E’ del tutto evidente che definire il Pd “una macchina in moto” è come asserire che Adinolfi è un recordman filiforme nei 100 metri, o che Facci è un giornalista bravo e pure figo, ma nel Pd tutto è dadaismo. 
E infatti Guerini, lì dentro, ci sta benissimo. La sua storia non è granché divertente, però a suo modo emblematica. Il trionfo grigio del burocrate nato, dell’uomo che senza talenti evidenti vive la politica come un continuo barcamenarsi. 
Come un eterno compromesso, va da sé al ribasso. Sempre Gaber, in Io se fossi Dio, se la prendeva con i “grigi compagni del PCI” e con “gli untuosi democristiani”. Verrebbe quasi da pensare che, di tali baldanzose e iconoclaste definizioni, Guerini costituisca una sorta di crasi umana. 

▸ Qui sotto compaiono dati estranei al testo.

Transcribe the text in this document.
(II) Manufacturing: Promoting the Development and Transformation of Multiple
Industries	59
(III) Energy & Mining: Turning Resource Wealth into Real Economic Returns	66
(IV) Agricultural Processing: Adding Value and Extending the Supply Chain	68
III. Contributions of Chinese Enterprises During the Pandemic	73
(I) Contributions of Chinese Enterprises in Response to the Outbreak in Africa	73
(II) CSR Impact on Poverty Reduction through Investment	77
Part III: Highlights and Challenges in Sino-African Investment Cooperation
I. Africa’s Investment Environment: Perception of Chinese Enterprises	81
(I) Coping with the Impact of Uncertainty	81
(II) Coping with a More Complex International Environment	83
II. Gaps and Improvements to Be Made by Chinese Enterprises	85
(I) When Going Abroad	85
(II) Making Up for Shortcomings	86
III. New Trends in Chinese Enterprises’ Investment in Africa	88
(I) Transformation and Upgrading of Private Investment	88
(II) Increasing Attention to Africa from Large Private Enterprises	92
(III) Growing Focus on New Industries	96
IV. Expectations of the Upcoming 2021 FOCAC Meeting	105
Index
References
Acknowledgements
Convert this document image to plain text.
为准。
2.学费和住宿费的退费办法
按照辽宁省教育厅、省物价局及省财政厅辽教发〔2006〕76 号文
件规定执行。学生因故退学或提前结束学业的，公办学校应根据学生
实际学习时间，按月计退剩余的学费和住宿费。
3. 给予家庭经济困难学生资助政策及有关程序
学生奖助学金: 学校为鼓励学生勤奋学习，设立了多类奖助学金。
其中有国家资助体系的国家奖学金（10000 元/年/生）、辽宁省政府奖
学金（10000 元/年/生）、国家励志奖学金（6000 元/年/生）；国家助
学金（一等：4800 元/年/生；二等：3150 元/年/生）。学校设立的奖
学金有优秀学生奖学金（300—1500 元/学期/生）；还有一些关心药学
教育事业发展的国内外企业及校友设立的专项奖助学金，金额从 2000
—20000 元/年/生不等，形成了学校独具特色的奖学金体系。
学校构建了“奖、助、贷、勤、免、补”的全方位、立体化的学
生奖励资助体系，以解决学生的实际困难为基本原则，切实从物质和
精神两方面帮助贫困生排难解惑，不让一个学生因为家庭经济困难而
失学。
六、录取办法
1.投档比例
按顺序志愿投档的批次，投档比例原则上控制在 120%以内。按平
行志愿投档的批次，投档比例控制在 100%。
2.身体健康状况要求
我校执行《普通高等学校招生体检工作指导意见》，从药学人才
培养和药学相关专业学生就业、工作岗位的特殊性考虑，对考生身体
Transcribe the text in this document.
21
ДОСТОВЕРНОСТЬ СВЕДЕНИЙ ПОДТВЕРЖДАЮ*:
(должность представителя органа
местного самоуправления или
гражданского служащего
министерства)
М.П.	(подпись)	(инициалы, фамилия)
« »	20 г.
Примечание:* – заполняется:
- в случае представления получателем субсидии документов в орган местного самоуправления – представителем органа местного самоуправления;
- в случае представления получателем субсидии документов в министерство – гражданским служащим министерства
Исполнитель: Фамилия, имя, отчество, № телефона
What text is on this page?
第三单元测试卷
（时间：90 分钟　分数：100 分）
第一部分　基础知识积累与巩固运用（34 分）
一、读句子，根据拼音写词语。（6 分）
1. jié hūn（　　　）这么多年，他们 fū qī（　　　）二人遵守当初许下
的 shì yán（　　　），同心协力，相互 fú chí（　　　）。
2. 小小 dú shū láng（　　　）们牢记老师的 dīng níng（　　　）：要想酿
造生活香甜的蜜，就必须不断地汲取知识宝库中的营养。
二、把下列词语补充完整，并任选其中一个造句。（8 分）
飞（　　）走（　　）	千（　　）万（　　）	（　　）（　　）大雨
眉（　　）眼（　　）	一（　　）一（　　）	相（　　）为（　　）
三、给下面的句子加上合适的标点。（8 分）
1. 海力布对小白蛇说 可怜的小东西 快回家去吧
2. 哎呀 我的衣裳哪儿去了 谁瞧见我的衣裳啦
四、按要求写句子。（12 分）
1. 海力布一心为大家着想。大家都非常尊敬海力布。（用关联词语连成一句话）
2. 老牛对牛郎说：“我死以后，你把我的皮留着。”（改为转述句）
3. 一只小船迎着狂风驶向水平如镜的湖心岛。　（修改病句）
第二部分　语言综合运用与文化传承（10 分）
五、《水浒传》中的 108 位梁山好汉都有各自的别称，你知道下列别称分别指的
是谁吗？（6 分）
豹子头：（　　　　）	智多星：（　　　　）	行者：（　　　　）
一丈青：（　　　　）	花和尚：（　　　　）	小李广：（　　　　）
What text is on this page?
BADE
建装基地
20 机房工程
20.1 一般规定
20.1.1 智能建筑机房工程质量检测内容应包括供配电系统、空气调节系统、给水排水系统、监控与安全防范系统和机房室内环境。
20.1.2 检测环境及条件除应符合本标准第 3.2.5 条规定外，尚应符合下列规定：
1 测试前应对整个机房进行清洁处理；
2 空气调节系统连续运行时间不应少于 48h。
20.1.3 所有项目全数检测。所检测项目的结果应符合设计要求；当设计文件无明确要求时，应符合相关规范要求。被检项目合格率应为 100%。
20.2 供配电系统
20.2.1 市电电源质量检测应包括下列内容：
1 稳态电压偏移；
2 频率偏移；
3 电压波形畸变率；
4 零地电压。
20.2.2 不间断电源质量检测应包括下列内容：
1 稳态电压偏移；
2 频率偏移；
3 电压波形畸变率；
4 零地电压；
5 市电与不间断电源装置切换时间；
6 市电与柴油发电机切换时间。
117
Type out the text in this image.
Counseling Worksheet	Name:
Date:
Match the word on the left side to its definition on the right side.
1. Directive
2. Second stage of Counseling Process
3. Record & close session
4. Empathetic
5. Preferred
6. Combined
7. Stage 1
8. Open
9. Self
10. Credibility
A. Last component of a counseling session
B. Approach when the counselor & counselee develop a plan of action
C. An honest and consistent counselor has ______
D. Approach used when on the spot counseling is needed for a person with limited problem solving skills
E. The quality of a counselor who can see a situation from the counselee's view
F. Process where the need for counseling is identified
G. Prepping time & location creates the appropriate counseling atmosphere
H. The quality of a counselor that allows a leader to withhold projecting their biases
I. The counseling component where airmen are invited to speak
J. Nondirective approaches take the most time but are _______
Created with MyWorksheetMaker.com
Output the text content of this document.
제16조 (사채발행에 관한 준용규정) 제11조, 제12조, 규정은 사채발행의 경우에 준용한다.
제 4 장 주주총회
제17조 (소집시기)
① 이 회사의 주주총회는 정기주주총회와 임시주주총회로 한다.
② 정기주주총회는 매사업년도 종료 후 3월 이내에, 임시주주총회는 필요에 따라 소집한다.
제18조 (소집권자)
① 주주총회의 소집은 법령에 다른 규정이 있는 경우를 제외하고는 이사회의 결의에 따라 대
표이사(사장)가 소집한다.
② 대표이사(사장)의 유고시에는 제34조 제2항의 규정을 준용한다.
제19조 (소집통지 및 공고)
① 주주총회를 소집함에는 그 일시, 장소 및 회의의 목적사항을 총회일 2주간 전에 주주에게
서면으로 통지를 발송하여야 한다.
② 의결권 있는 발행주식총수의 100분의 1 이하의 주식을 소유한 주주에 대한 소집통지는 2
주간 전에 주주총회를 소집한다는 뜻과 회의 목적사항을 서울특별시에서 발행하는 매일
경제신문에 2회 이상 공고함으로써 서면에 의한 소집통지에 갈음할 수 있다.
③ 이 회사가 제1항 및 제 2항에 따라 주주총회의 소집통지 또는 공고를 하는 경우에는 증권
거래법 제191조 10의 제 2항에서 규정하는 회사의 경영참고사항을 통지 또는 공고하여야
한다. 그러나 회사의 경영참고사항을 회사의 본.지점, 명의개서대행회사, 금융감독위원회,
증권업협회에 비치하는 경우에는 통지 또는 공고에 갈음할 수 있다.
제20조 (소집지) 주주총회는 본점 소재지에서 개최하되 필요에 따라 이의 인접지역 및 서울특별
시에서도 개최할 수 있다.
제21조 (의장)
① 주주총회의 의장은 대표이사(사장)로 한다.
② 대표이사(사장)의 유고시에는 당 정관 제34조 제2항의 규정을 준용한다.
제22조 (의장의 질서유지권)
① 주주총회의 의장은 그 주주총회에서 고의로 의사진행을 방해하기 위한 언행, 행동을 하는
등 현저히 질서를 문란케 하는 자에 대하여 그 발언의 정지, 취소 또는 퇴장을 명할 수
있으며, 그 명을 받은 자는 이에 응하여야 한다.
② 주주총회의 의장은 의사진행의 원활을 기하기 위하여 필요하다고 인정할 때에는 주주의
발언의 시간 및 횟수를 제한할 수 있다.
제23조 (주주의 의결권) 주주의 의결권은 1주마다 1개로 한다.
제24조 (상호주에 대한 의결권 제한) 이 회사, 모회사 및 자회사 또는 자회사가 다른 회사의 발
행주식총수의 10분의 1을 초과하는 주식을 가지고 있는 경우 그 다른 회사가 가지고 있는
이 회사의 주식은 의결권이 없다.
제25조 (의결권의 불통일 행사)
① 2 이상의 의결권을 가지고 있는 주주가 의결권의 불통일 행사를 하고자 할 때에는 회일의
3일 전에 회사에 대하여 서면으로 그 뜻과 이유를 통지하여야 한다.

Un po’ grigio e un po’ democristiano. Nato a Lodi nel ’66 (1966: non 1866), comincia la sua carriera nella Democrazia Cristiana. Due volte consigliere comunale a Lodi, poi assessore, quindi coordinatore locale dello sfavillante Partito Popolare. A neanche 29 anni, nel 1995, è eletto Presidente di Provincia: il più giovane in Italia. 
Fa il bis nel 1999. Nel frattempo aderisce alla Margherita. Nell’aprile 2005 è eletto sindaco, anticipando a Lodi il percorso che il suo futuro dux Renzi farà nella povera Firenze (povera perché non si meritava Renzi, come non si merita Nardella). 
Ancora sindaco di Lodi nel 2010, lascia il mandato per farsi eleggere alla Camera nel 2013 tra le file del Pd. Con Bersani non ha posizioni di primissimo piano, ma con Renzi gli ex Margherita prendono il potere (va be’) e Guerini si unisce all’allegro carrozzone. Ogni volta che c’è da giustificare istituzionalmente l’impossibile, spunta lui. Butta là due frasi fatte, dà la sensazione di crederci pure e poi se ne va. Fiero di aver ricordato una volta di più al mondo che la politica può essere una cosa bella e addirittura sognante, ma molto più spesso no.